Each development is going to be different because each developer presents a different idea of a park, Stange continued. The Old Mill Creek development site had drainage issues, and if the city adopted a hard rule on park space, it might have stuck Hodapp with a large expense, he noted.
“I think the developer is going to have the benefit of having that discussion and present a plan,” he said.
The important thing for the city is to have a formal plan, Stange added. “Once we approve that developer’s agreement, we’re helpless.”
Hodapp agreed with Stange, but council member John Farlinger had a question.
“So when development comes through, we don’t tell the developer, based on this many lots you need this much green space?” Farlinger asked.
City Attorney Kevin Olson explained while other cities set percentages for residential development, Solon does not have standards for public space requirements.
But he agreed the absence of rules provided the city with some flexibility. In the case of Old Mill Creek Parts 3 and 4 (63 lots), the dedicated outlot likely wouldn’t have met standard requirements for park space.
“But he (Hodapp) did what we asked him to do,” Olson noted, and city staff approved the proposal.
Given the features of the land surrounding Solon, Stange said, development should be unique to each area instead of set regulations.
“I’m not sure that’s in the best interests of Solon,” he added.
For Hodapp, the important point was for developers to be aware of the city’s desire for land.
The city’s preliminary plat checklist makes no mention of park requirements, he said, and while there was discussion for Old Mill Part 3, it came after the preliminary plat was approved.
He suggested making the requirement part of the city’s ordinances.
When a developer comes to town and reviews city ordinances, they’ll know they have to plan for a park, Hodapp said.
“There’s nothing stated in your ordinance right now, which is the code, that tells you what you’re supposed to do about the parks,” he continued. “You guys want to have parks, but you need to have it in there so they can prepare for that.
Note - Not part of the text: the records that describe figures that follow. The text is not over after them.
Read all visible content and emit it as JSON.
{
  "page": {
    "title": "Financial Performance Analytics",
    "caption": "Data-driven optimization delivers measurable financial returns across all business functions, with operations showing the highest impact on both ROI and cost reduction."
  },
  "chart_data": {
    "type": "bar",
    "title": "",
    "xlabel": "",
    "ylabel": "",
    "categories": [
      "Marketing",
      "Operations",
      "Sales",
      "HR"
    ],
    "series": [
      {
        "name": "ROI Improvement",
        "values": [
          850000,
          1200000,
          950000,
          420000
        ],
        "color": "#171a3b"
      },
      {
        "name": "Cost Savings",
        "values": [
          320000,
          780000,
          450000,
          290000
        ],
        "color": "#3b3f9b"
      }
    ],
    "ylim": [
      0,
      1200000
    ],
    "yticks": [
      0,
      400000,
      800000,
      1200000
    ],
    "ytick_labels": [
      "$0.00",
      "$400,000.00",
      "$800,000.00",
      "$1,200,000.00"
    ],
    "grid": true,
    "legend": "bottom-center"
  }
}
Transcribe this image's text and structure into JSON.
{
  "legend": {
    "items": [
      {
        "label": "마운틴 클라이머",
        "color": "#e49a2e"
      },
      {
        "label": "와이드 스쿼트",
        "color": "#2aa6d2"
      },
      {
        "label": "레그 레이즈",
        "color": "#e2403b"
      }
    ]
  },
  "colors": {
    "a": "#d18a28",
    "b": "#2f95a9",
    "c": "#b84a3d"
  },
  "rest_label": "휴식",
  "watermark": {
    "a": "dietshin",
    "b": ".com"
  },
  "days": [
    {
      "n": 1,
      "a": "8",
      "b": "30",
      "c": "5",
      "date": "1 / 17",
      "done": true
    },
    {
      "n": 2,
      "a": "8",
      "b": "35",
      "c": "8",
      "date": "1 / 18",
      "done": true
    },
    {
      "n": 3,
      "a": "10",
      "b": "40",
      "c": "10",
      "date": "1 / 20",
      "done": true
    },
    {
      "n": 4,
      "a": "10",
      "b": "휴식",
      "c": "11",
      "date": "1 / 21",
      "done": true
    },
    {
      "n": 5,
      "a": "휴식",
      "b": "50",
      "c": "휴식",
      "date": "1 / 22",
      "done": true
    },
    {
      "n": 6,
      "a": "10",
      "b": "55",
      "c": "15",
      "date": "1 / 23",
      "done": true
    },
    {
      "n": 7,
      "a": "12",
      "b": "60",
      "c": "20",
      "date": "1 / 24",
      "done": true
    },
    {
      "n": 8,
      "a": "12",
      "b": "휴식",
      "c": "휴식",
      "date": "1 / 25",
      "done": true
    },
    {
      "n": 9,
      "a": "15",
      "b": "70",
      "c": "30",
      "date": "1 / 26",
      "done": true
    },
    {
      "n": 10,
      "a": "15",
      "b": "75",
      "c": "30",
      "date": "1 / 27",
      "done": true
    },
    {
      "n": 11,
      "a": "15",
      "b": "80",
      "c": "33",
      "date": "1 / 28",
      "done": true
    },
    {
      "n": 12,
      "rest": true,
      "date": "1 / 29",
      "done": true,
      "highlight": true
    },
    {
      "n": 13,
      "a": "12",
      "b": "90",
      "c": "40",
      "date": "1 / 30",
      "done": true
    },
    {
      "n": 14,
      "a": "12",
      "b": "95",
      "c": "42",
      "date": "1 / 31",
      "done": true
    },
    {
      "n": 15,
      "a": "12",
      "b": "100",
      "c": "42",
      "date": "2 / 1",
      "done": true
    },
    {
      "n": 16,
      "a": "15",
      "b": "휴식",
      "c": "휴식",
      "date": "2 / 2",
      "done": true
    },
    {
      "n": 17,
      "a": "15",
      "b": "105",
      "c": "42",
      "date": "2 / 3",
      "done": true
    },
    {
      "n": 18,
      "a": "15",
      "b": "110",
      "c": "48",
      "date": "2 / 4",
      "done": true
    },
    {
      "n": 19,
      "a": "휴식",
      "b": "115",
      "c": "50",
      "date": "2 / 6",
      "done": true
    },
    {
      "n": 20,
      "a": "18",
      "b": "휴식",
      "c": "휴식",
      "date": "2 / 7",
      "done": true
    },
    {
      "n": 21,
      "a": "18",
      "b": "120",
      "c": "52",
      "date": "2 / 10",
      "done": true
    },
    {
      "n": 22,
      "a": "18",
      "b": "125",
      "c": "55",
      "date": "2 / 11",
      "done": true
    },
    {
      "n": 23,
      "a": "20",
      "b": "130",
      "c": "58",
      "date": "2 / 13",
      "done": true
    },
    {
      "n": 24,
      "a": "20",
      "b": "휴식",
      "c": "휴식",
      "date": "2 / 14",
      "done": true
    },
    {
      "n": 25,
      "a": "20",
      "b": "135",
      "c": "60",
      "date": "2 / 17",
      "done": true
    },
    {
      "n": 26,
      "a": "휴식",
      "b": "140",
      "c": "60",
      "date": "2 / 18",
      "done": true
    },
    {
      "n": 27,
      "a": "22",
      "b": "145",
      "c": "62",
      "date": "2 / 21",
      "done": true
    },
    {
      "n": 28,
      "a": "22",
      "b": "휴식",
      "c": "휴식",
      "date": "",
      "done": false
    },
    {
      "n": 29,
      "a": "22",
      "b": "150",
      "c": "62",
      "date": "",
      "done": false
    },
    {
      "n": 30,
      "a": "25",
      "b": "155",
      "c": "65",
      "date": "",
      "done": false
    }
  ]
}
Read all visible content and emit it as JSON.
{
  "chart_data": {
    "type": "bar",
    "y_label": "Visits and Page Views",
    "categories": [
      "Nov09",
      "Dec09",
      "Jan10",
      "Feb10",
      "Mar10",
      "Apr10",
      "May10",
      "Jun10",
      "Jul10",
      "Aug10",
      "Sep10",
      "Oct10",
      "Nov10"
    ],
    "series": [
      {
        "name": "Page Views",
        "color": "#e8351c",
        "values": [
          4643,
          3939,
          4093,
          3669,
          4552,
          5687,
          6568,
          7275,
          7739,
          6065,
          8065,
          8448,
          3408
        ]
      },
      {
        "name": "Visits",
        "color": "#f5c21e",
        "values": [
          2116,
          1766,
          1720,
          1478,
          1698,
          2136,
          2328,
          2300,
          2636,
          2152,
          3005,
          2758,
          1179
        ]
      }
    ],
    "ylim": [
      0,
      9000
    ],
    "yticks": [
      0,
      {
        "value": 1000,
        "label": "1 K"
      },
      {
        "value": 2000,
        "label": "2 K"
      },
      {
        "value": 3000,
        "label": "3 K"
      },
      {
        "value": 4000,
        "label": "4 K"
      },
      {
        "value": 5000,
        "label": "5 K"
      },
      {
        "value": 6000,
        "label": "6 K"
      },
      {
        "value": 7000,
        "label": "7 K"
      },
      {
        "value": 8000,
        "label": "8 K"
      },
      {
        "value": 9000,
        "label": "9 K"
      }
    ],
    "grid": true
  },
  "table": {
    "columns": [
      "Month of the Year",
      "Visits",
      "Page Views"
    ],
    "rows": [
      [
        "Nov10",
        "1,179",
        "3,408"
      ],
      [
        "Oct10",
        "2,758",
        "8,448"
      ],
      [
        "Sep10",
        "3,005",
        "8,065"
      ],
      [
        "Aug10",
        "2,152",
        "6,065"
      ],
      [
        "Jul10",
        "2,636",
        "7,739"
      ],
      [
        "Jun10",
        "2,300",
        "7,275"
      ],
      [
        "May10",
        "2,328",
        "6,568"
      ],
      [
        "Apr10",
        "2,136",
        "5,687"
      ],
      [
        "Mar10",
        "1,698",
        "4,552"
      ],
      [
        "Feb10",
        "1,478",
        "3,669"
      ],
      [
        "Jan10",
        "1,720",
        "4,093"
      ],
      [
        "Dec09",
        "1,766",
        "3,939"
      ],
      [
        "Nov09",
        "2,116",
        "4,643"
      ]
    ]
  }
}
That’s all I’m saying.”
Stange said the city would take the suggestion under advisement.
Hodapp went on to express concerns about thousands of dollars in engineering fees billed to him for plat and construction document review.
“I’m just going on what the developer’s agreement says, that I’m supposed to pay for any inspections that are done at the job site,” he said. “Not every communication the city has with Dave (City Engineer Dave Schechinger), not every communication I have with Dave.”
Stange asked if Hodapp felt the city should pay for engineering fees associated with the development and asked City Attorney Olson if it was normal practice.
Olson indicated part of the problem derived from Schechinger making corrections in the field.
“You’re not going to get all that stuff for free,” Olson said. “The developers shouldn’t expect the town to be paying for development costs.”
Rasmussen noted when private developers apply to the city for a site plan, zoning, annexation or subdivision, they agree as part of the process to reimburse engineering fees.
Hodapp also asked the city to reconsider holding the escrow for the subdivision until seeding germinated.
Schechinger noted the escrow was set up to ensure the city would not have to pay for an uncompleted punch list item.
Stange asked council members if they had problems with any of the processes, and received no comments.